When it comes to database replication, what is the use of global transaction identifiers? Why do we need to prevent concurrency across the servers? How is that prevention achieved exactly?
I tried to read the documentation at http://dev.mysql.com/doc/refman/5.7/en/replication-gtids.html but still could not understand it clearly. This may sound very basic but I would really appreciate if someone can explain the concepts to me.
Best How To :
The reason for the Global Transaction ID is to allow a MySQL slave to know if it has applied a given transaction or not, to keep things in sync between Master and Slave. It can also be used for restarting a slave if a connection goes down, again to know the point in time. Without using GTIDs, replication must be controlled based on the position in a given binary transaction log file (bin log). This is much harder to manage than the GTID method.
A master is the only server that is typically written to, so that slaves merely rebuild a copy of the master by applying each transaction in sequence.
It is also important to understand that MySQL replication can run in one of 3 modes:
- Statement-based: Each SQL statement is logged to the binlog and replicated as a statement to the slave. This can be in some cases ambiguous at the slave causing the data to not match exactly. (Most of the time it is fine for common uses).
- Row-based: In this mode MySQL replicates the actual data changes to each table, with a "before" and "after" picture of each row, which is fully accurate. This can result in a much larger binlog, for example if you have a bulk update query, like: UPDATE t1 SET c1 = 'a' WHERE c2 = 'b'.
- Mixed: In this mode, MySQL will use a mix of statement-based and row-based logging in the binlog.
I only mention the modes of replication, because it is mentioned in the doc you referenced that Row-based is the recommended option if you are using GTIDs.
There is another option called Master-Master replication, where you can write to two masters (each acting as a slave for the other), but this requires a special configuration to ensure that the data written to each master is unique. It is much trickier to manage than a typical Master/Slave setup.
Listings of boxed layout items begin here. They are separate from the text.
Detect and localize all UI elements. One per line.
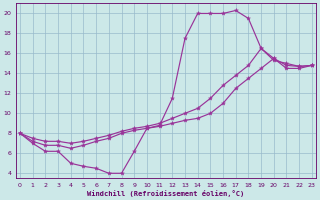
X-axis label: Windchill (Refroidissement éolien,°C): Windchill (Refroidissement éolien,°C) — [87, 190, 244, 197]
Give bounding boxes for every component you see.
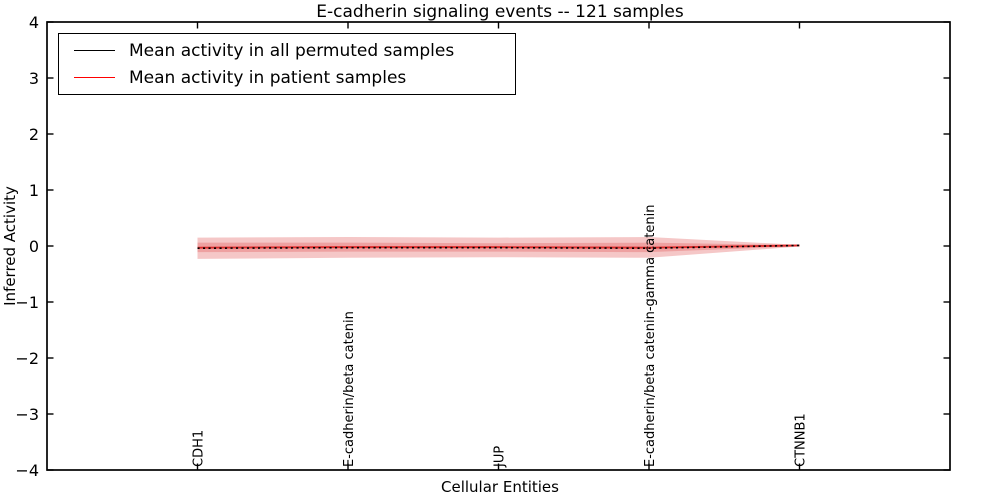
legend-item-permuted: Mean activity in all permuted samples	[59, 41, 515, 61]
x-tick-label: JUP	[493, 446, 508, 468]
x-tick-label: CDH1	[192, 430, 207, 467]
chart-title: E-cadherin signaling events -- 121 sampl…	[316, 2, 684, 22]
x-tick-label: E-cadherin/beta catenin	[342, 311, 357, 467]
y-tick-label: 2	[29, 125, 39, 144]
series-line	[197, 244, 800, 250]
legend-line-permuted-icon	[74, 50, 115, 51]
y-tick-label: 0	[29, 237, 39, 256]
x-axis-label: Cellular Entities	[441, 478, 559, 496]
legend: Mean activity in all permuted samples Me…	[58, 33, 516, 95]
y-tick-label: −4	[15, 461, 39, 480]
x-tick-label: E-cadherin/beta catenin-gamma catenin	[643, 205, 658, 467]
legend-label-patient: Mean activity in patient samples	[129, 67, 407, 88]
x-tick-label: CTNNB1	[794, 413, 809, 467]
y-tick-label: −1	[15, 293, 39, 312]
legend-label-permuted: Mean activity in all permuted samples	[129, 40, 455, 61]
y-tick-label: 3	[29, 69, 39, 88]
y-tick-label: −3	[15, 405, 39, 424]
y-tick-label: 1	[29, 181, 39, 200]
legend-line-patient-icon	[74, 77, 115, 78]
y-tick-label: −2	[15, 349, 39, 368]
legend-item-patient: Mean activity in patient samples	[59, 68, 515, 88]
y-tick-label: 4	[29, 13, 39, 32]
Therefore, the prevention of writes to a Slave is something that you must ensure from your application for a typical replication process to function correctly. It is fine to read from a Slave, but you should not write to it. Note that the Slave can be behind the Master if you are using it for reads, so it is best to perform queries for things that can be behind the Master (like reports that are not critical up to the second or millisecond). You can ensure no writes to the Slave by making your common application user a read-only user for the Slave server, and a read-write user for the Master.